前回からの続きです。最初にこちらからお読みください。

豊かな生活を考える上で、生き甲斐や働き甲斐も必要ですが、今回は2005年秋にいきなり成立した障がい者自立支援法について話を始めていきます。

「障がい者自立支援法」は保護される弱者ではなく、自律する一般市民を目指す障害者に対し周囲が協力することを前提とした法令ですが、事前に周知されることなくあっという間に成立しちゃったものだから、かなりの戸惑いがあったものと思われます。

しかしそのきっかけとなったのは、世話をされる側に主体性を持たせる制度、つまり行政が弱者を措置するのではなく、弱者サイドがサービスを受ける消費者の立場として施設を選べるようにしよう、ということであったようです。

これは障がい者にとっても、巨大施設で管理された生活を送るよりも地域の中で自由度の高い暮らし方を選択できるという利点があります。施設は「終の棲家」を提供するのではなく、地域で普通の暮らしができるように支援する通過施設へと移行することになりました。

コンセプトとしては間違っているわけではないと思うのですが、あまりに急だったこと、そして梯子をはずすかのように、関わっていくヘルパーらの医療報酬が減らされてしまったことが現場を混乱に導いているようです。

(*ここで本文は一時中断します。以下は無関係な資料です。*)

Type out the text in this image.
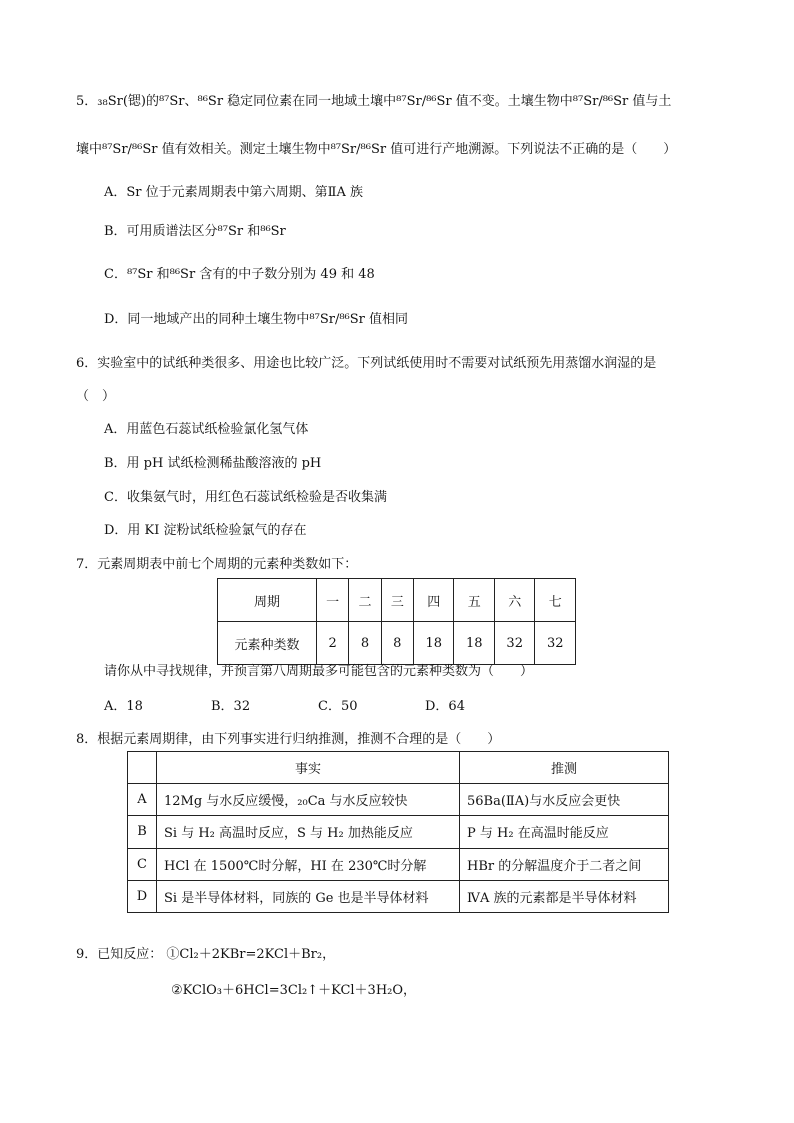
5．₃₈Sr(锶)的⁸⁷Sr、⁸⁶Sr 稳定同位素在同一地域土壤中⁸⁷Sr/⁸⁶Sr 值不变。土壤生物中⁸⁷Sr/⁸⁶Sr 值与土
壤中⁸⁷Sr/⁸⁶Sr 值有效相关。测定土壤生物中⁸⁷Sr/⁸⁶Sr 值可进行产地溯源。下列说法不正确的是（　　）
A．Sr 位于元素周期表中第六周期、第ⅡA 族
B．可用质谱法区分⁸⁷Sr 和⁸⁶Sr
C．⁸⁷Sr 和⁸⁶Sr 含有的中子数分别为 49 和 48
D．同一地域产出的同种土壤生物中⁸⁷Sr/⁸⁶Sr 值相同
6．实验室中的试纸种类很多、用途也比较广泛。下列试纸使用时不需要对试纸预先用蒸馏水润湿的是
（　）
A．用蓝色石蕊试纸检验氯化氢气体
B．用 pH 试纸检测稀盐酸溶液的 pH
C．收集氨气时，用红色石蕊试纸检验是否收集满
D．用 KI 淀粉试纸检验氯气的存在
7．元素周期表中前七个周期的元素种类数如下：
周期	一	二	三	四	五	六	七
元素种类数	2	8	8	18	18	32	32
请你从中寻找规律，并预言第八周期最多可能包含的元素种类数为（　　）
A．18	B．32	C．50	D．64
8．根据元素周期律，由下列事实进行归纳推测，推测不合理的是（　　）
	事实	推测
A	12Mg 与水反应缓慢，₂₀Ca 与水反应较快	56Ba(ⅡA)与水反应会更快
B	Si 与 H₂ 高温时反应，S 与 H₂ 加热能反应	P 与 H₂ 在高温时能反应
C	HCl 在 1500℃时分解，HI 在 230℃时分解	HBr 的分解温度介于二者之间
D	Si 是半导体材料，同族的 Ge 也是半导体材料	ⅣA 族的元素都是半导体材料
9．已知反应： ①Cl₂＋2KBr=2KCl＋Br₂，
②KClO₃＋6HCl=3Cl₂↑＋KCl＋3H₂O，
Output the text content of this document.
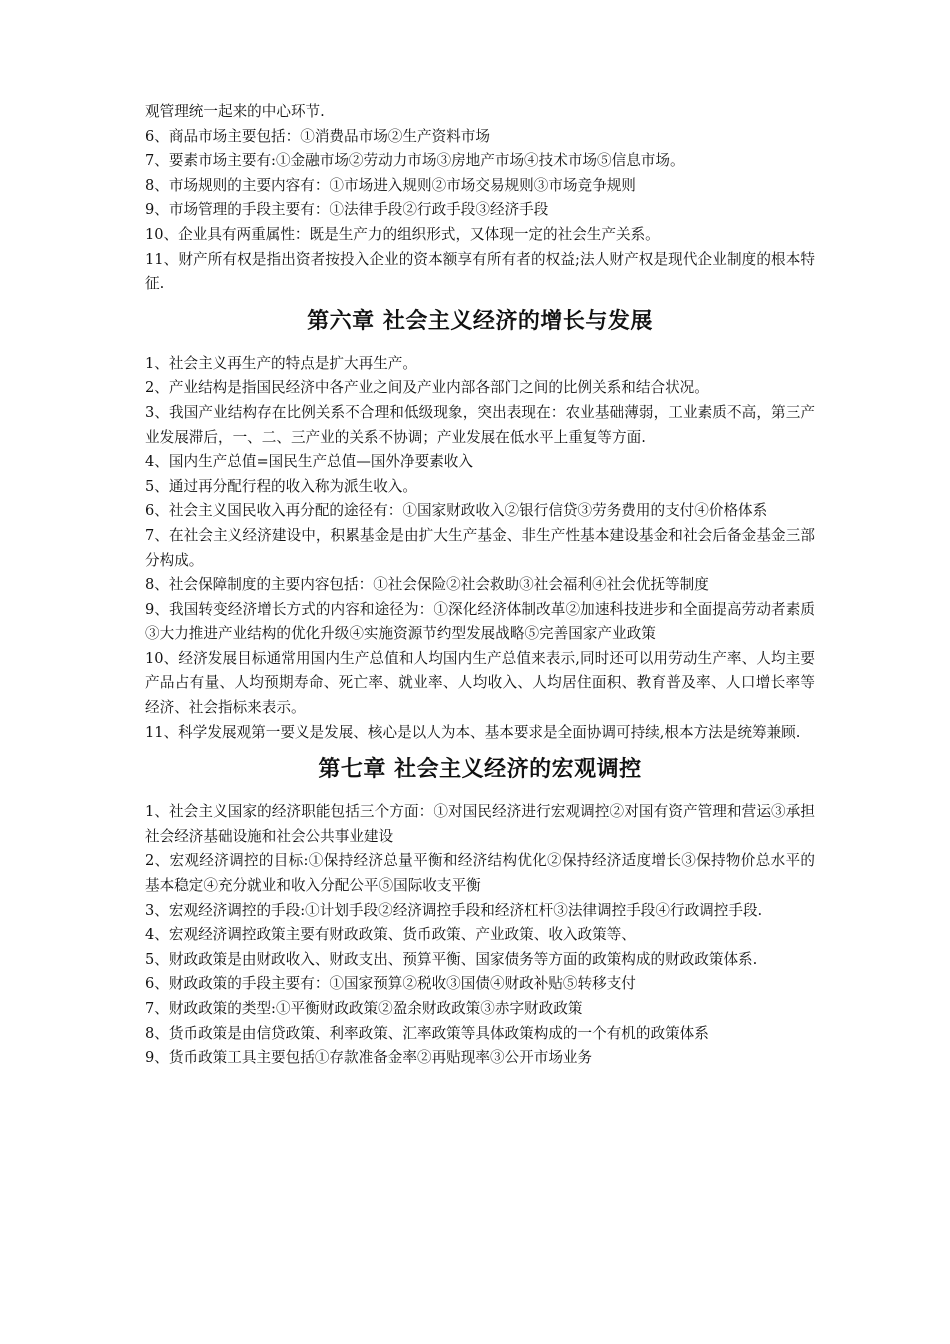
观管理统一起来的中心环节.

6、商品市场主要包括：①消费品市场②生产资料市场

7、要素市场主要有:①金融市场②劳动力市场③房地产市场④技术市场⑤信息市场。

8、市场规则的主要内容有：①市场进入规则②市场交易规则③市场竞争规则

9、市场管理的手段主要有：①法律手段②行政手段③经济手段

10、企业具有两重属性：既是生产力的组织形式，又体现一定的社会生产关系。

11、财产所有权是指出资者按投入企业的资本额享有所有者的权益;法人财产权是现代企业制度的根本特征.

第六章 社会主义经济的增长与发展

1、社会主义再生产的特点是扩大再生产。

2、产业结构是指国民经济中各产业之间及产业内部各部门之间的比例关系和结合状况。

3、我国产业结构存在比例关系不合理和低级现象，突出表现在：农业基础薄弱，工业素质不高，第三产业发展滞后，一、二、三产业的关系不协调；产业发展在低水平上重复等方面.

4、国内生产总值=国民生产总值—国外净要素收入

5、通过再分配行程的收入称为派生收入。

6、社会主义国民收入再分配的途径有：①国家财政收入②银行信贷③劳务费用的支付④价格体系

7、在社会主义经济建设中，积累基金是由扩大生产基金、非生产性基本建设基金和社会后备金基金三部分构成。

8、社会保障制度的主要内容包括：①社会保险②社会救助③社会福利④社会优抚等制度

9、我国转变经济增长方式的内容和途径为：①深化经济体制改革②加速科技进步和全面提高劳动者素质③大力推进产业结构的优化升级④实施资源节约型发展战略⑤完善国家产业政策

10、经济发展目标通常用国内生产总值和人均国内生产总值来表示,同时还可以用劳动生产率、人均主要产品占有量、人均预期寿命、死亡率、就业率、人均收入、人均居住面积、教育普及率、人口增长率等经济、社会指标来表示。

11、科学发展观第一要义是发展、核心是以人为本、基本要求是全面协调可持续,根本方法是统筹兼顾.

第七章 社会主义经济的宏观调控

1、社会主义国家的经济职能包括三个方面：①对国民经济进行宏观调控②对国有资产管理和营运③承担社会经济基础设施和社会公共事业建设

2、宏观经济调控的目标:①保持经济总量平衡和经济结构优化②保持经济适度增长③保持物价总水平的基本稳定④充分就业和收入分配公平⑤国际收支平衡

3、宏观经济调控的手段:①计划手段②经济调控手段和经济杠杆③法律调控手段④行政调控手段.

4、宏观经济调控政策主要有财政政策、货币政策、产业政策、收入政策等、

5、财政政策是由财政收入、财政支出、预算平衡、国家债务等方面的政策构成的财政政策体系.

6、财政政策的手段主要有：①国家预算②税收③国债④财政补贴⑤转移支付

7、财政政策的类型:①平衡财政政策②盈余财政政策③赤字财政政策

8、货币政策是由信贷政策、利率政策、汇率政策等具体政策构成的一个有机的政策体系

9、货币政策工具主要包括①存款准备金率②再贴现率③公开市场业务
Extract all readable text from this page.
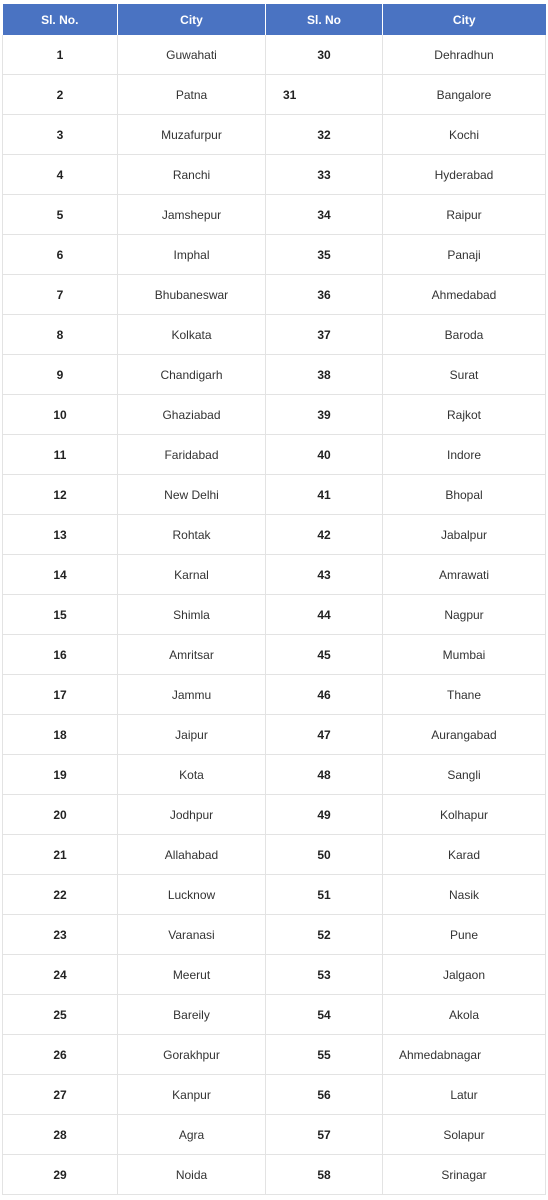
Sl. No.	City	Sl. No	City
1	Guwahati	30	Dehradhun
2	Patna	31	Bangalore
3	Muzafurpur	32	Kochi
4	Ranchi	33	Hyderabad
5	Jamshepur	34	Raipur
6	Imphal	35	Panaji
7	Bhubaneswar	36	Ahmedabad
8	Kolkata	37	Baroda
9	Chandigarh	38	Surat
10	Ghaziabad	39	Rajkot
11	Faridabad	40	Indore
12	New Delhi	41	Bhopal
13	Rohtak	42	Jabalpur
14	Karnal	43	Amrawati
15	Shimla	44	Nagpur
16	Amritsar	45	Mumbai
17	Jammu	46	Thane
18	Jaipur	47	Aurangabad
19	Kota	48	Sangli
20	Jodhpur	49	Kolhapur
21	Allahabad	50	Karad
22	Lucknow	51	Nasik
23	Varanasi	52	Pune
24	Meerut	53	Jalgaon
25	Bareily	54	Akola
26	Gorakhpur	55	Ahmedabnagar
27	Kanpur	56	Latur
28	Agra	57	Solapur
29	Noida	58	Srinagar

政策としてはかなりの荒治療ですが、ここから地域の力で社会保障を含めた住民のインフラ作りを行っていかなければならないのでしょうか。

「これも経済学だ!」の著者中島隆信氏は最後にこう結んでいます。「弱者だから」という理由だけで政府による所得再配分を受けてしまったら、国民から「弱者」としての身分が与えられ、その範囲でしか行動できなくなってしまう。所得を稼ぐ能力に欠ける人たちに弱者というレッテルを貼って保護するのではなく、すべての国民が普通の人間として生活していくことを目指すことが望ましい。そのためには税金による政府の所得再配分は最小限にし、別の形の支援(有志的な支援など)が望ましい、と言います。

近年の政策は特に保健医療分野で厳しいように思えますが、ここから本当にすべての人々が豊かに暮らせるような方法や仕組みを考えないといけないのでしょう。それにはかなりのブレイクスルーが必要に思えます。いろんな意見交換が重要ですね。